Abstract

The Intergovernmental Panel on Climate Change (IPCC) report on adaptation is demonstrating that the most vulnerable people are already disproportionally affected by the climate breakdown (IPCC, 2022: 8-9). The ongoing climate and environmental breakdown, the first two years of the COVID-19 pandemic, and the Russian war in Ukraine in early 2022 are creating a convergence of crises with grave concerns about its future unfolding and impacts on vulnerable groups. Inability to afford environmentally friendly actions might leave certain groups of society in a vicious circle. Based on quantitative social survey data from 2020 and 2021 within the Latvian Council of Science funded project ‘Ready for change? Sustainable management of common natural resources’, this paper demonstrates correlations between the financial security of people and environmental behaviour in Latvia.

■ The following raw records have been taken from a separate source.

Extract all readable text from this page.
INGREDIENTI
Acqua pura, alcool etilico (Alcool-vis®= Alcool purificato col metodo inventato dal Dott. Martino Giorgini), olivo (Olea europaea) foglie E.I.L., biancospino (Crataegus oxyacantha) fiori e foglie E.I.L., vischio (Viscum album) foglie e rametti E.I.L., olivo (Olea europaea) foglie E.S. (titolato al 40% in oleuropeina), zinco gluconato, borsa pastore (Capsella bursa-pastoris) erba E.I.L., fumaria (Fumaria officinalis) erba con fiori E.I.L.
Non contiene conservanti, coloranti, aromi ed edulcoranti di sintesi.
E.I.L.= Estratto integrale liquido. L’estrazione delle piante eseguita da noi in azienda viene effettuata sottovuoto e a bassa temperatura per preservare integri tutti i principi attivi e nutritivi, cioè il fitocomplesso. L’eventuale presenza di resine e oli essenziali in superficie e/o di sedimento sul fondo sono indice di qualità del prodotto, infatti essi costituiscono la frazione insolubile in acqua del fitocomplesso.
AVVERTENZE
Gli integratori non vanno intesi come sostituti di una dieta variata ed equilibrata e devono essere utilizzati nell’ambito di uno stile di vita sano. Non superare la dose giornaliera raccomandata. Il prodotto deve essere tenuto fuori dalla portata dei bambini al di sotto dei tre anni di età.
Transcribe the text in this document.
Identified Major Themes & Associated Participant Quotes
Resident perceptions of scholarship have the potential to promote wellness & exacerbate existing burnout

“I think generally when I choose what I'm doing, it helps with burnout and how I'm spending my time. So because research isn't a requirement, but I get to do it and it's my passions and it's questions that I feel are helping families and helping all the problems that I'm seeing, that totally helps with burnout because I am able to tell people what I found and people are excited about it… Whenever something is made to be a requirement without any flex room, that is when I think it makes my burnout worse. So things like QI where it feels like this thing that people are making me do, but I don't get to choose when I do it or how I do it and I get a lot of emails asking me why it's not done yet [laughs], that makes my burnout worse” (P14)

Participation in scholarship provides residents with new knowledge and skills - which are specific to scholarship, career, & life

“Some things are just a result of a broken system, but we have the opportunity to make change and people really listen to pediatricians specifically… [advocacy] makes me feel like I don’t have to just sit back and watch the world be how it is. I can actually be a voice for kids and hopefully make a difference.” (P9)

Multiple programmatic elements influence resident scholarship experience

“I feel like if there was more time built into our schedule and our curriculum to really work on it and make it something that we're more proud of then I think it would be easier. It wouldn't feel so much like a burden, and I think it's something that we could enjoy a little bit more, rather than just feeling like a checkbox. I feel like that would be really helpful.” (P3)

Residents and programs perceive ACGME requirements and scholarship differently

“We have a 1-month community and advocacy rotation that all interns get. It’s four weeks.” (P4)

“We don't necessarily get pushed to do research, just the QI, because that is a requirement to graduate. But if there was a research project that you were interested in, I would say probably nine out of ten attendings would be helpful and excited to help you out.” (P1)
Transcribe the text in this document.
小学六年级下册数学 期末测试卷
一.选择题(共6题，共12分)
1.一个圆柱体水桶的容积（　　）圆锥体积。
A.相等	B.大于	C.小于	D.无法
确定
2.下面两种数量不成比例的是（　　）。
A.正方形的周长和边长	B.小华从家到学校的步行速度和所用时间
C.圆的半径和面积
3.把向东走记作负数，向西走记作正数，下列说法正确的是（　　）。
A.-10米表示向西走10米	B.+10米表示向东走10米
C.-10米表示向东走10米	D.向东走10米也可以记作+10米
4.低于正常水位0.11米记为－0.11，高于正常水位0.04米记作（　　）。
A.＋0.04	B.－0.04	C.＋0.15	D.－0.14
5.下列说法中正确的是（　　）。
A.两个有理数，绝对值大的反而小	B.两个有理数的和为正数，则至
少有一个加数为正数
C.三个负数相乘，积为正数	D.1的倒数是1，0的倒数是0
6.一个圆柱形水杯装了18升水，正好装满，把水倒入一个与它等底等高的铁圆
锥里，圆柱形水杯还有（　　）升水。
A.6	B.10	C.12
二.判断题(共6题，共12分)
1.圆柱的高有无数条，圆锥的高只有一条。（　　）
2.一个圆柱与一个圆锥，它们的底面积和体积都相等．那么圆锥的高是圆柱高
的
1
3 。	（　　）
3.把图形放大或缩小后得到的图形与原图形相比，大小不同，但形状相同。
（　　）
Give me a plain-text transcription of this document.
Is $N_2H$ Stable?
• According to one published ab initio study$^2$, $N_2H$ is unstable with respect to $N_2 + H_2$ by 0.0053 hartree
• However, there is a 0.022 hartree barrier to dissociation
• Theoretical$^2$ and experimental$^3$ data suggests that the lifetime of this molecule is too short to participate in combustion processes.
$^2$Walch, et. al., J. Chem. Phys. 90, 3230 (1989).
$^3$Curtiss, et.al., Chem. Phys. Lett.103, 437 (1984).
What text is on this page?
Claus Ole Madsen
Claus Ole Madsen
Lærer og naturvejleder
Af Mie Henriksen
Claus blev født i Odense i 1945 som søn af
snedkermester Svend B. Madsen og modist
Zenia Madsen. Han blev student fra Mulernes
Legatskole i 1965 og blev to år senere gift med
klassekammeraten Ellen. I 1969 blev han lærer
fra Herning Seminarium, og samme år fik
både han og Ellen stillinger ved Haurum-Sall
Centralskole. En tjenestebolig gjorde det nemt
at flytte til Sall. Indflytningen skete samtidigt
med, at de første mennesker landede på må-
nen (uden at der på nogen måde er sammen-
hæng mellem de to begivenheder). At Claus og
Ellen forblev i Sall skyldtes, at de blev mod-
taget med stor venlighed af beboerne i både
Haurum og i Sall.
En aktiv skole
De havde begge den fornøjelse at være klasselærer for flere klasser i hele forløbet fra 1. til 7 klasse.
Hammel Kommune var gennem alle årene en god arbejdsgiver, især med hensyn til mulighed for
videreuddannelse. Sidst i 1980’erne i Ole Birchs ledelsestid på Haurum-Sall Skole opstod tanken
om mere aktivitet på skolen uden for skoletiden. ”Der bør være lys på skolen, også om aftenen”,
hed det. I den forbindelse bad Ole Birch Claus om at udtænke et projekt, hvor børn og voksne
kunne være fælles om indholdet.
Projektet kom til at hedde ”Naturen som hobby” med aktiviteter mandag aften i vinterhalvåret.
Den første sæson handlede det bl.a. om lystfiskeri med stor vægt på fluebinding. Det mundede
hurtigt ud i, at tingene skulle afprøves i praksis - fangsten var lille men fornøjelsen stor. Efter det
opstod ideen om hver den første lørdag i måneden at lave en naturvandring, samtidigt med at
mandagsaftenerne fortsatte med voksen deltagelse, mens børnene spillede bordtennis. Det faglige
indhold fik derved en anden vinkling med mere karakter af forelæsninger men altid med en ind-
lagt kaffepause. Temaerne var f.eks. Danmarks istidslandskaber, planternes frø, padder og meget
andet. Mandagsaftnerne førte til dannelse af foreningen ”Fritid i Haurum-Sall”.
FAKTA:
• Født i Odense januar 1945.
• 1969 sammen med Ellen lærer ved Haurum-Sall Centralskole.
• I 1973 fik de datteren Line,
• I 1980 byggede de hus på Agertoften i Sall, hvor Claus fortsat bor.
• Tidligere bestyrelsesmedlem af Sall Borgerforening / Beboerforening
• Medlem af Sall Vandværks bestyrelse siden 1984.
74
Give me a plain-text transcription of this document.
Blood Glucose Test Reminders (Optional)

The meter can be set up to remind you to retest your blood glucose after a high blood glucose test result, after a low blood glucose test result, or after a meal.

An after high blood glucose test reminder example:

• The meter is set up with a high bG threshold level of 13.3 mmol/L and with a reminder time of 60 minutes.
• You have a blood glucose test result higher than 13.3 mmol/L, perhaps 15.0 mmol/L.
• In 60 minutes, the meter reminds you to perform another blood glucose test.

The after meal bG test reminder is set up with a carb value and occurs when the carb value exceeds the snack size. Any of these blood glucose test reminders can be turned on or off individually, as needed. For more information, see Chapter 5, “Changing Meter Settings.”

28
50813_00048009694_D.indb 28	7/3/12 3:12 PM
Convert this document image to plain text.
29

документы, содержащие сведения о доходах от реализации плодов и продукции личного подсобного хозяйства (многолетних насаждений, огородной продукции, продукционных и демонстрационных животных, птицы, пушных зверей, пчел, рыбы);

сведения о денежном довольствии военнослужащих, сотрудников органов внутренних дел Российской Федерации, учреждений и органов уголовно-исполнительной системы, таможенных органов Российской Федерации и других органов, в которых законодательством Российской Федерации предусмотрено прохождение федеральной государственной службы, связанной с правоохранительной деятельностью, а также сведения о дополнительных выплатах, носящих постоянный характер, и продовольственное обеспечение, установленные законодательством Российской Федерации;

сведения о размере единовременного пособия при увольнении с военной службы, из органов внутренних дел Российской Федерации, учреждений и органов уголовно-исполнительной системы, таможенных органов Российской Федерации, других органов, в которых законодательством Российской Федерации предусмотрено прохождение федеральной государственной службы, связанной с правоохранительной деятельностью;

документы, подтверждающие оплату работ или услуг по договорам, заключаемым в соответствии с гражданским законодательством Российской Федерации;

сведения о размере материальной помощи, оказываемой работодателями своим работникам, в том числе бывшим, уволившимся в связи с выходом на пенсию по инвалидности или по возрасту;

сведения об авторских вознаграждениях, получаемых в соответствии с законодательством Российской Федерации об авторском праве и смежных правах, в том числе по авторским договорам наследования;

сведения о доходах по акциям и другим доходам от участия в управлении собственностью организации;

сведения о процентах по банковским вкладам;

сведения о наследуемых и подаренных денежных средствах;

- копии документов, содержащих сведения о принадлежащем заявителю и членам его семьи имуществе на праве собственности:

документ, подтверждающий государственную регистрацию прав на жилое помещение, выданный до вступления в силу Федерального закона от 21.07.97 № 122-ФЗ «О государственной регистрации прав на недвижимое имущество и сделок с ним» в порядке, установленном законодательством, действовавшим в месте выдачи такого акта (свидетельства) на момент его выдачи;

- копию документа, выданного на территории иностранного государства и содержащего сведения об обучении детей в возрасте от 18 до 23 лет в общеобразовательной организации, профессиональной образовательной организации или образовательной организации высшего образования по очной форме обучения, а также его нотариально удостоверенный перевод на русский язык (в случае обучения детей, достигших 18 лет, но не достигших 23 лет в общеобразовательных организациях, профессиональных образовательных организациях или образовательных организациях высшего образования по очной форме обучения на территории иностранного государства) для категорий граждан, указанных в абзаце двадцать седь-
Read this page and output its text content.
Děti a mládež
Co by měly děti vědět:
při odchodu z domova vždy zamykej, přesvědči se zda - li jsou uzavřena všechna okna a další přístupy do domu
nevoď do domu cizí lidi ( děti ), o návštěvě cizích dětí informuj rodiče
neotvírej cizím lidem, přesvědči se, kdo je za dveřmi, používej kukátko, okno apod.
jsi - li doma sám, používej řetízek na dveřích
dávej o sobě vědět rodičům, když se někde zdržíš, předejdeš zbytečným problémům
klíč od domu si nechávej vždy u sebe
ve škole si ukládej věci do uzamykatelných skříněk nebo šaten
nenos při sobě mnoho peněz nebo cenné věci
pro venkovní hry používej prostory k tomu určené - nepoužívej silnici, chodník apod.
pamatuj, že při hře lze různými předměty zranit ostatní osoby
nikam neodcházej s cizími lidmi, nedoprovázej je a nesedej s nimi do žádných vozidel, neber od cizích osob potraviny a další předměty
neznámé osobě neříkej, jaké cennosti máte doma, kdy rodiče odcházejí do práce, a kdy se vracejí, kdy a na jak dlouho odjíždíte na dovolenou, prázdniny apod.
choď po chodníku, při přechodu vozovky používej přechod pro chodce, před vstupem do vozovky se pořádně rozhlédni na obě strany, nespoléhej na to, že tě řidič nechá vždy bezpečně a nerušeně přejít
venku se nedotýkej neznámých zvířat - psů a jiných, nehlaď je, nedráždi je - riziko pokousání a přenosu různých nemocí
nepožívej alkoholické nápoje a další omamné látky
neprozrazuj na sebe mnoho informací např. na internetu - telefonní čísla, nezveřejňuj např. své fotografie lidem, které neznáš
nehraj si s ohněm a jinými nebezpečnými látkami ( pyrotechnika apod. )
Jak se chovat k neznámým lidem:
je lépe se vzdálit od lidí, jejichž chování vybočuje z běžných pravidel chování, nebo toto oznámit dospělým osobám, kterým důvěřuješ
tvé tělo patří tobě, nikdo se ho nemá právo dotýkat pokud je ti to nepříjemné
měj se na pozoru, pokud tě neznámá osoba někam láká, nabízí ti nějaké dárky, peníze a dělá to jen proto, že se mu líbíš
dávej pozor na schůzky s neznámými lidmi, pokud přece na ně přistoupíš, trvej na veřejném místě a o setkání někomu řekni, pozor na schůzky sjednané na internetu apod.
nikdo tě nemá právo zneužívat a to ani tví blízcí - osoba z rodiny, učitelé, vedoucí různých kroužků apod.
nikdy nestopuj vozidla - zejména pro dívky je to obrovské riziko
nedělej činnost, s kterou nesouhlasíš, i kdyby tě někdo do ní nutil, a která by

Financial security is measured by status of debt obligations and the length of time people can provide for themselves in case of the loss of their current income sources. We conclude that the overall financial security has significantly reduced from 2020 to 2021, while at the same time environmentally oriented behaviours have remained stagnant or less widespread. As a result of cluster analysis, three groups of financial security are distinguished and further analysis demonstrates that high income alone is an insufficient motivator for diverse environmental behaviour. Affluent people tend to do the simplest steps more often, like trying to sort their waste for recycling, while many with lower incomes and in rural areas are capable of more actions, with the overall lower consumption levels. Only thinking and acting beyond the ‘business-as-usual’ narrative can enable transformative actions to change the structural processes that keep causing the side-effects of our development.